In seinem Bericht über das Wendejahr von 1989/1990 erzählt Claus J. Duisberg, der als Leiter des "Arbeitsstabes Deutschlandpolitik" im Bundeskanzleramt maßgeblich an den innerdeutschen Verhandlungen beteiligt war, von der elementaren Dynamik der Ereignisse, denen sich die politisch Verantwortlichen gegenübersahen. Sein Bericht ist nicht nur eine präzise, detaillierte und brillant erzählte Darstellung eines der glücklichsten Jahre in der Geschichte des 20. Jahrhunderts; er ist zugleich auch ein Lehrstück, dass in Zeiten revolutionärer Umbrüche die Geschichte selbst handelnde Kraft besitzt.
Autorenporträt
Claus J. Duisberg, 1934 in Frankfurt am Main geboren, trat 1964 in den Auswärtigen Dienst ein, war von 1978 bis 1982 an der Ständigen Vertretung in Ost-Berlin und von 1986 bis zur Wiedervereinigung im Bundeskanzleramt für die Beziehungen zur DDR zuständig. Danach leitete er die Dienststelle des Auswärtigen Amtes in Berlin und war Beauftragter für den Abzug der russischen Truppen. Zuletzt vertrat er Deutschland als Botschafter in Brasilien.
Rezensionen

Frankfurter Allgemeine Zeitung - Rezension
Frankfurter Allgemeine Zeitung | Besprechung von 29.03.2006

Seitenhiebe
Die Einheit Deutschlands

Zeitzeugenberichte über die "glücklichsten Jahre in der Geschichte des 20. Jahrhunderts" liegen zwar schon mehrere vor. Sie alle erzählen die Geschichte der Wiedervereinigung, geben Eindrücke und Reminiszenzen zum besten. Doch stechen die Erinnerungen Claus J. Duisbergs - von 1986 bis Mitte Juni 1990 Leiter des Arbeitsstabes Deutschland-Politik im Bundeskanzleramt, dann ins Bundesinnenministerium zur Unterstützung der Verhandlungen über den Einigungsvertrag abgeordnet - hervor. Der gelernte Diplomat legt zugleich einen Erfahrungsbericht mit kritischen Untertönen vor. Aus der Sicht der Arbeitsebene schildert er subtil und präzise die im Sommer 1989 allmählich heraufziehende Krise in der DDR, das zähe Ringen um die Freilassung der Botschaftsflüchtlinge und die Tage um den Mauerfall. Deutlich wird, welche Herausforderung der rasche Zerfall der DDR für die Bonner Regierung bedeutete.

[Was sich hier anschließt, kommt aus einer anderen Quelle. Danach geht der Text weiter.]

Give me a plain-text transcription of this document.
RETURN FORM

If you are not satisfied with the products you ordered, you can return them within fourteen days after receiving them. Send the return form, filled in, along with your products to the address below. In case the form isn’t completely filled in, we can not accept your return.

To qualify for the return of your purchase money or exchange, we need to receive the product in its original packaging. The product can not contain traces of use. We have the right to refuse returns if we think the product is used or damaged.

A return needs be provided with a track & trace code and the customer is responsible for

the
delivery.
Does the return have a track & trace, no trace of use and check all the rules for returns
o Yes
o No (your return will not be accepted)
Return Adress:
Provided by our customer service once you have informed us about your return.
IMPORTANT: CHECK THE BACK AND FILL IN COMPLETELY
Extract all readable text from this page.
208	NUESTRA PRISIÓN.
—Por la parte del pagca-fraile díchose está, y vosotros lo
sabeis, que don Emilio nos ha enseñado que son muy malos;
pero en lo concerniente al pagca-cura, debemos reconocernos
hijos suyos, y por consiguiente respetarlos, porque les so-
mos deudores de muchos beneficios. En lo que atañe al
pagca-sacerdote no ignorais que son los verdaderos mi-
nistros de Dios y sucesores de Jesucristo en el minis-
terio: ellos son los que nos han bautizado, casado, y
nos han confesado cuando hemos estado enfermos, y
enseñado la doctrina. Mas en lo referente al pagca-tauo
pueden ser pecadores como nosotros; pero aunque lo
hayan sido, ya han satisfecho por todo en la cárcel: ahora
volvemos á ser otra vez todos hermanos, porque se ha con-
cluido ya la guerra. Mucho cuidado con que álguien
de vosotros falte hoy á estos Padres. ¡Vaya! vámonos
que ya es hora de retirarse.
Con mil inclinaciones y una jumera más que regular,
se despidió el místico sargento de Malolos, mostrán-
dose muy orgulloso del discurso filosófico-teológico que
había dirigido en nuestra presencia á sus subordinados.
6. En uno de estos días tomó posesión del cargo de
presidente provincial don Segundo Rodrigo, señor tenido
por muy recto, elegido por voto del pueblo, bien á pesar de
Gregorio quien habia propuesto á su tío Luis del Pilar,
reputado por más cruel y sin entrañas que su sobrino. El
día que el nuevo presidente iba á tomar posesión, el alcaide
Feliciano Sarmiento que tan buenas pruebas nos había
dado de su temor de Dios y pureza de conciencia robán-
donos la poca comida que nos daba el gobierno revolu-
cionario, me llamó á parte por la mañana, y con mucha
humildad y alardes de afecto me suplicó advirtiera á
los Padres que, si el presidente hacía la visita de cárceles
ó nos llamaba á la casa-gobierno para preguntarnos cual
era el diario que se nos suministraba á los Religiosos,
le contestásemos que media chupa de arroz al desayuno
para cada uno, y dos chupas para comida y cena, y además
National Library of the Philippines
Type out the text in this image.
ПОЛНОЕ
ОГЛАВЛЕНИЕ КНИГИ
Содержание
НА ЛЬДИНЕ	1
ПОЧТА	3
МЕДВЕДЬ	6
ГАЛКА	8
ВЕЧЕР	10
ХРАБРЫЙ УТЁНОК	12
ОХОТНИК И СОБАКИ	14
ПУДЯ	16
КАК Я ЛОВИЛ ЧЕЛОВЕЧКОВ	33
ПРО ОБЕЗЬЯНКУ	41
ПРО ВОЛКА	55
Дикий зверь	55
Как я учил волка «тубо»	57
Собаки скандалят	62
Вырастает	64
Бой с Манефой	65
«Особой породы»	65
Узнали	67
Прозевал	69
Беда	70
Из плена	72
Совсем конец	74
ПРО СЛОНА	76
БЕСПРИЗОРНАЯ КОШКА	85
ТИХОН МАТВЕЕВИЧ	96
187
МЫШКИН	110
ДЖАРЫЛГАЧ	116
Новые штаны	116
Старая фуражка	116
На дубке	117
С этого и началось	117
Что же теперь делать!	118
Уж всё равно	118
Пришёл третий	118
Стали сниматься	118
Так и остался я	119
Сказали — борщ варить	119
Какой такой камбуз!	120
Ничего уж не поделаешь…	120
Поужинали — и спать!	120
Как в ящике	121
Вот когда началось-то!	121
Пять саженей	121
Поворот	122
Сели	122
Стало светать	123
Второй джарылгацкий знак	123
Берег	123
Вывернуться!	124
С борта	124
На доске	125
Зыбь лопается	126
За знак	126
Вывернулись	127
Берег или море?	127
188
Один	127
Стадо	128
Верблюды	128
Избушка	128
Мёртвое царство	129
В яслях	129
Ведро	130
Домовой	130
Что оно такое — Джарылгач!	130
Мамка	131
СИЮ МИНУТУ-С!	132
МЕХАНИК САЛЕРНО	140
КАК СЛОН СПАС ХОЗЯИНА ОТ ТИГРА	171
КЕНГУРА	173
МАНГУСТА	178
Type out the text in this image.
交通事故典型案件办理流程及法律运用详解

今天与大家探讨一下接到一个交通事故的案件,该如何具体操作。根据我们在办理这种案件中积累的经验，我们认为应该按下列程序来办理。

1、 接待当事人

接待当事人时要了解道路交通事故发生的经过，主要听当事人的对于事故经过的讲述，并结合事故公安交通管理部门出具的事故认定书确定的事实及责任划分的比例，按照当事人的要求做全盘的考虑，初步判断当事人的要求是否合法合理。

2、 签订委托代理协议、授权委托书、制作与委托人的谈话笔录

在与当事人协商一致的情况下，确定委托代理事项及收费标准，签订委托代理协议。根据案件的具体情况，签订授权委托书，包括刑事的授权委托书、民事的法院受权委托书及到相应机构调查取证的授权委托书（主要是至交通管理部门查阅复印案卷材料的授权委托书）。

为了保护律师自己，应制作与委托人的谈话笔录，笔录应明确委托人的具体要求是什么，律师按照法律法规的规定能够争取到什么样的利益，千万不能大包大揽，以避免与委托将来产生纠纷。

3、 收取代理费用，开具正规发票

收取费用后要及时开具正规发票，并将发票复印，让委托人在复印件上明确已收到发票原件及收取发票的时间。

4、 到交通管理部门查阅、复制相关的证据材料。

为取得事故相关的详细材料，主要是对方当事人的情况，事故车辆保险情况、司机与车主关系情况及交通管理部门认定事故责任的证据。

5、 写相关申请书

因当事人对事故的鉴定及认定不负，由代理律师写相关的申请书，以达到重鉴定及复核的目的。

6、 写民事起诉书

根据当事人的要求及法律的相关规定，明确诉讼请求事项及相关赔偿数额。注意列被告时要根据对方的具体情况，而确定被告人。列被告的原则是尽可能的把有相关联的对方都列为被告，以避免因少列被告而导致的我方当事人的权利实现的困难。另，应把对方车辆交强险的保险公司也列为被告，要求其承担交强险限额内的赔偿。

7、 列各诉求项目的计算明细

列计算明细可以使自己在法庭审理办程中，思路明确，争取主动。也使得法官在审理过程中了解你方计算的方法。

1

Zwischen den Zeilen kommen gleichfalls die internen Auseinandersetzungen um den einzuschlagenden Kurs zum Vorschein. Duisberg schreckt keineswegs vor gelegentlichen Seitenhieben auf Vorgesetzte und Kollegen zurück. So mokiert er sich über die geringe Neigung des damaligen Kanzleramtschefs Rudolf Seiters, eine herausgehobene politische Rolle zu spielen, oder über den seit Jahren angehäuften Sachverstand alteingesessener Karrierebeamter im Bundesinnenministerium, die mehr ihre Rechtspositionen als das große politische Ziel im Auge hatten. Besonders lesenswert sind jene Kapitel, die den komplizierten Verhandlungsablauf über den Einigungsvertrag nachzeichnen. Parteienzwist in Bonn und mit der Regierung in Ost-Berlin gehörte ebenso dazu wie die Bund-Länder-Konflikte und administrativen Streitereien, welche Neujustierung der innenpolitischen Strukturen und welche Verfassungsänderungen für das wiedervereinigte Deutschland vorzunehmen waren. Bei allem weiß der Autor natürlich die Leistungsfähigkeit und Einsatzbereitschaft der Ministerialbürokratie gebührend zu würdigen. Ohne sie wäre die Einheit nicht so schnell vonstatten gegangen. Wer mehr über Hintergründe und das Denken der Bonner Administration in den aufregenden Monaten der Wiedervereinigung erfahren will, sollte auf die nuancierte Darstellung dieses Beamten zurückgreifen, der sich gelegentlich als Querdenker entpuppt.

HANNS JÜRGEN KÜSTERS

Claus J. Duisberg: Das deutsche Jahr. Einblicke in die Wiedervereinigung 1989/90. WJS Verlag, Berlin 2005. 392 S., 24,90 [Euro].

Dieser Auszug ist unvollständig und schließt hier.